Updated: May 2, 2017 12:44:13 pm
A week before his debut show went online, Manraj Singh waited quietly in a corner of a room where a meet-and-greet would be conducted after a preview screening of Romil and Jugal. A modern, gay take on Romeo and Juliet, the show is one of the first to premier on ALTBalaji, Ekta Kapoor’s instant streaming service, set to take on Netflix, Amazon Prime Video, and Hotstar. Inside the mini-auditorium at Sunny Super Sound, Sunny Deol’s recording and dubbing studio in Juhu, the audience laughed in all the right places; and when they streamed out, they made a beeline for Singh. For the 30-something actor, the wait has been worth it.

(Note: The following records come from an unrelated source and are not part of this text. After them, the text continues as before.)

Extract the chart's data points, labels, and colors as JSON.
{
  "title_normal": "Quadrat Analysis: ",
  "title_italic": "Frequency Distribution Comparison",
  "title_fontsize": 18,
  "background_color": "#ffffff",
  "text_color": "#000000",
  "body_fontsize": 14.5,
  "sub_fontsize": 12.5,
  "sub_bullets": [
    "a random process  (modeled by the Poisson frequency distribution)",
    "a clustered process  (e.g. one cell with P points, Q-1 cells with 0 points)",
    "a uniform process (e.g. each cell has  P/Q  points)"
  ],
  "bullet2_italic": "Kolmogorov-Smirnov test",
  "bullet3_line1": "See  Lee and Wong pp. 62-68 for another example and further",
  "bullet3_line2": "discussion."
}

“I first auditioned for the role in 2014, but there was a delay. In 2016, I auditioned again and was chosen to play Jugal,” he says, adding, “There were many other actors who had shown up to audition, but after they were told that the character was gay, they dropped out”. Singh had no qualms about the role: “My mother is a single parent and I’ve always been open to challenges. It didn’t matter to me that Jugal is gay — he’s a person first, and a well-rounded character. He’s a son, friend, brother, college student and lover”.
Jugal Subramaniam (or Juliet, if you will), is a Tamil-Brahmin boy who falls in love with the hottest guy in college, and using a true Shakespearean device of the play-within-a-play, hopes for a happy ending.
Shortly after Singh was signed on, Rajeev Siddhartha joined the show to play Romil Kohli, a testosterone-filled but good-natured Punjabi Romeo, who is so deep inside the closet, he can possibly spot Narnia. Siddhartha has worked with Lillette Dubey’s theatre group and workshopped with Singh before shooting began. “We workshopped for about six weeks to build a good rapport, because any kind of awkwardness would reflect on screen. It was important to both of us to play ‘real’ people. I wasn’t hesitant about joining the show, but the main challenge still was to be completely at ease and relaxed with the material. One can have so many assumptions going into a role like this,” says Siddhartha.
They weren’t too worried, though. If there’s one director who has consistently had her finger on the pulse of young India, it is Nupur Asthana. In 1998, she burst on to the small screen with Hip Hip Hurray, (a desi Degrassi) and made Mujhse Fraandship Karoge (2011), a comedy of errors about our Facebook-fuelled lives.
“Initially, Romil and Jugal was a film. I met Ekta Kapoor in October 2015, and I loved the script. This kind of script, written by Anu Menon, was just made for me,” says Asthana. The duo worked on the script till May 2016; shooting began in August. “There is a significant gay population in India, and we all know somebody who is gay or who is struggling to get out of the closet. What we’ve wanted to do is just treat gay people like everybody else — love transcends gender. Essentially, Romil and Jugal is a family drama with a gay love story at the centre. We underestimate our audiences, and how accepting they can be,” says Asthana.
London-based Menon, who wrote and directed the critically-acclaimed Waiting (2016), starring Naseeruddin Shah and Kalki Koechlin, just wanted to tell a love story. “We didn’t want to tell a thesis. We want people with prejudices to watch it; it was important for the show to be inclusive. We needed to tell it with humour, in a context that was familiar to the audience,” she says.
Set in a sleepy town where little happens and appearances must always be kept up, the Subramaniams and the Kohlis are constantly at loggerheads. The rivalry between the boys’ fathers’ spills into the families; coupled with a north-south cultural divide, in many little ways, Romil and Jugal harks back to the original play. “Initially, I’d pitched it to Ekta as 2 States with a gay twist. We needed to set it in a small town because there is anonymity in big cities, and gay people, even if they are in the closet, can go about their lives. Not so much in a place where everybody is getting up in everybody’s business,” says Menon.
Do the boys kiss, is there a passionate lip-lock? “Why don’t you just watch it?” she says.